4. Preventive Procedure: Immediate Lymphatic Reconstruction
Lymphedema is a refractory disease that is difficult to reverse once it occurs. Currently, immediate lymphatic reconstruction is drawing attention as a novel preventive technique. After reverse mapping with ICG lymphography, surgeons connect lymphatic vessels of upper/lower extremity to the surrounding vein. It can improve the drainage of lymphatic fluid and reduce the rate of lymphedema.

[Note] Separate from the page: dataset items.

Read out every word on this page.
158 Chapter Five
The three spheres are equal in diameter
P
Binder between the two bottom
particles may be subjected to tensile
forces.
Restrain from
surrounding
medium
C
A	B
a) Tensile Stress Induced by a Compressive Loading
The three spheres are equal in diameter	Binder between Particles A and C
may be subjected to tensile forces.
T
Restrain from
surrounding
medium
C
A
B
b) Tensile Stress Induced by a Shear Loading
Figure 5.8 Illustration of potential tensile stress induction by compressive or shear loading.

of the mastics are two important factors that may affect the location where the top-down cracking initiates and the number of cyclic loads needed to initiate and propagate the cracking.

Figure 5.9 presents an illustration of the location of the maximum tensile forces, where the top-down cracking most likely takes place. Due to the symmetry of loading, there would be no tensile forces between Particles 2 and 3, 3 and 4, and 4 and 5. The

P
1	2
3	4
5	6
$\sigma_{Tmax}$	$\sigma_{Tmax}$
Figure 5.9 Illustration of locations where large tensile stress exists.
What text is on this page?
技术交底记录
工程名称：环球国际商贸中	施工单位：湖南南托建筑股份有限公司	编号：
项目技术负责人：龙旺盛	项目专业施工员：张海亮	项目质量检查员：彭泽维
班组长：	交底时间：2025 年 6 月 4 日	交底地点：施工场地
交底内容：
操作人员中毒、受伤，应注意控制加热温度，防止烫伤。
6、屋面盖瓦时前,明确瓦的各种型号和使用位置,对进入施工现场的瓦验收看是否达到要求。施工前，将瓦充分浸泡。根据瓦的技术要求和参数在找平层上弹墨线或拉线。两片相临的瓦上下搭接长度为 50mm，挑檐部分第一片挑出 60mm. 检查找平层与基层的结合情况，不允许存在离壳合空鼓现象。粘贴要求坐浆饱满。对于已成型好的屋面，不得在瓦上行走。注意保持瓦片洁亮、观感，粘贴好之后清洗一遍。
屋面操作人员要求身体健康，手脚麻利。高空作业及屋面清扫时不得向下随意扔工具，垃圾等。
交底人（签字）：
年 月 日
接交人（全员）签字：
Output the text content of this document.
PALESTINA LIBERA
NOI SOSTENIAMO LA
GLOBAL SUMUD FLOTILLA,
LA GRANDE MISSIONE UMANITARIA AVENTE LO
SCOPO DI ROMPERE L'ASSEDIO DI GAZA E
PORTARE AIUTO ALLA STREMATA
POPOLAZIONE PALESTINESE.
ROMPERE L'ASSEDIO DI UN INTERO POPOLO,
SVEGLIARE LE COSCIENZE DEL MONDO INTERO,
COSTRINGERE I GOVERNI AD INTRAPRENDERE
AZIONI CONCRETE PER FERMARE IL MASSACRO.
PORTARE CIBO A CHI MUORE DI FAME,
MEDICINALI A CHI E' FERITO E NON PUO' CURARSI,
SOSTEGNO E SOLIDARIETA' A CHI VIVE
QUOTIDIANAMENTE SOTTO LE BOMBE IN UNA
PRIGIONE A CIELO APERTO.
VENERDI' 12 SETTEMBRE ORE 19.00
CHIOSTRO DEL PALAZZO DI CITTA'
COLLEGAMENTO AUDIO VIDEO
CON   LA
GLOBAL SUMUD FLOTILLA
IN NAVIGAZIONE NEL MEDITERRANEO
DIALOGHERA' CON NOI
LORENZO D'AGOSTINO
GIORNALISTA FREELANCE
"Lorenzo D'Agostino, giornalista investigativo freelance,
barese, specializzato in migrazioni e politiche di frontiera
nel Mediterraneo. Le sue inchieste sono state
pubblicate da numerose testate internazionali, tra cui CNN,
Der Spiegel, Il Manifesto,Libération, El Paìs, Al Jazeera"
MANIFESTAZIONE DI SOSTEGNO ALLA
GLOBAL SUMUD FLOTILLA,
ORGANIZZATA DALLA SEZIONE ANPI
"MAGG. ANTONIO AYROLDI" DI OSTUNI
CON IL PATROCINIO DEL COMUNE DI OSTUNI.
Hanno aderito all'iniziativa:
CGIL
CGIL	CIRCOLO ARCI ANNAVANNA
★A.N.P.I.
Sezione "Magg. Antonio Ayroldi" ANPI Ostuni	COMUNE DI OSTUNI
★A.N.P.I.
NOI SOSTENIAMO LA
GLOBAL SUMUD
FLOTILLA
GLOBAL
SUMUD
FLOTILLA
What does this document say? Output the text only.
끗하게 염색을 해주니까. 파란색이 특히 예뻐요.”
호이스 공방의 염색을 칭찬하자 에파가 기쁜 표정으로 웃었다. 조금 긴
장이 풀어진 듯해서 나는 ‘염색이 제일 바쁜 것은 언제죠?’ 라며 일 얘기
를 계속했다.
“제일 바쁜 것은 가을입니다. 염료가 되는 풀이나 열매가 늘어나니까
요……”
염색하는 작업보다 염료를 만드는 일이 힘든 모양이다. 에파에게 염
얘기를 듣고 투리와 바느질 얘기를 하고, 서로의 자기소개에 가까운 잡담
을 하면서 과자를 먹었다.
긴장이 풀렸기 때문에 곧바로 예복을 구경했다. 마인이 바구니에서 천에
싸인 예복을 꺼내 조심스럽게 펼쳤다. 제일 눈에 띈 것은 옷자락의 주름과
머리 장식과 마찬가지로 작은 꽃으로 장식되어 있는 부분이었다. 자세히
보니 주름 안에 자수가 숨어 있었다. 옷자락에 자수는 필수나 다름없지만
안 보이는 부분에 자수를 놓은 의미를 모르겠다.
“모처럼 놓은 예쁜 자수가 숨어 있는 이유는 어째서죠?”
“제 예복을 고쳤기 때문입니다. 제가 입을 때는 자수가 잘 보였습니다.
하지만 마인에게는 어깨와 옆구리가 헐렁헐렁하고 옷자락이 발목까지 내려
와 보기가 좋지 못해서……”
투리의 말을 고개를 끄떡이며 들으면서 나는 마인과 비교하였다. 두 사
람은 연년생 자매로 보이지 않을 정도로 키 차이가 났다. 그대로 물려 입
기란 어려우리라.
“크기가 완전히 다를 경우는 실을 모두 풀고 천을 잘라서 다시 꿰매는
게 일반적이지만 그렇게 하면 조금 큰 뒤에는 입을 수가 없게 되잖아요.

5. Basic Research in the Field of Lymphedema
Although the aforementioned surgical procedures exist to treat lymphedema, the disease is still considered to be a rare disease. In Korea, significant research has been conducted to develop animal models and research on stem cells and growth factors are also in progress to develop novel therapies. The ongoing research is showing the desired result and aiming to be approved for clinical trials soon.
6. Strengths of Korea
Lymphedema requires a systematic approach from diagnosis to surgery to rehabilitation due to the nature of the disease. Korea’s medical system is well-equipped with a cooperative system, displaying the capacity to treat lymphedema. Also, Korean plastic surgeons are well known for their academic achievements. Korean plastic surgeons have considerable clinical experience in microsurgery, consistently showing highly satisfactory outcomes.
Jae-Ho Chung, M.D., Ph.D.
Acting Chief, Department of Plastic and Reconstructive Surgery, Korea University Anam Hospital
Executive Assistant Secretary, Korean Society of Plastic and Reconstructive Surgeons
Assistant Secretary at Surgery Committee, The Korean Society of Lymphedema
Jae-Ho Chung, M.D., Ph.D., is a physician, surgeon, assistant professor, and a researcher. He is now serving as an assistant secretary of surgery committee in the Korean society of Lymphedema. He is an expert in microsurgery and performs reconstructive surgeries such as head and neck or breast reconstruction. Since he was resident, he
has been interested in the field of lymphedema and visited the world’s leading center in lymphatic surgery such as the University of Chicago and the University of Tokyo. Based on these experiences, he performs various types of lymphatic surgery such as lymphovenous anastomosis, vascularized lymph node transfer, and prophylactic surgery. In addition, he has conducted animal experiments using stem cells and growth factor to find novel therapeutics for lymphedema, which is still considered a refractory disease. His research is supported as a national task. Also, in recognition of his research capabilities, he was awarded as an excellent basic researcher by the Korean Society of Plastic and Reconstructive Surgeons in 2021. Currently, he is recognized by the society as a young researcher with a promising future, publishing about 40 papers, including 23 SCI papers.
Kyong-Je Woo, M.D., Ph.D.
Assistant Professor and Chief of Department of Plastic and Reconstructive Surgery, Mokdong Hospital, Ewha Womans University
Kyong-Je Woo, M.D., Ph.D., is an assitant professor and chief of Department of Platic and Reconstructive Surgery, Mokdong Hospital, Ewha Womans University. He graduated from Seoul National University College of Medicine, and finished training and fellowship of plastic surgery at Samsung Medical Center, Seoul. His specialty is microsurgical lymphatic surgery, and breast reconstruction following mastectomy for breast cancer.
He established the surgical team at the lymphedema center at Mokdong Hospital and he has been actively performing surgical treatment of lymphedema of upper and lower extremities. The lymphedema center in Mokdong Hospital is one of the biggest lymphedema centers in Korea.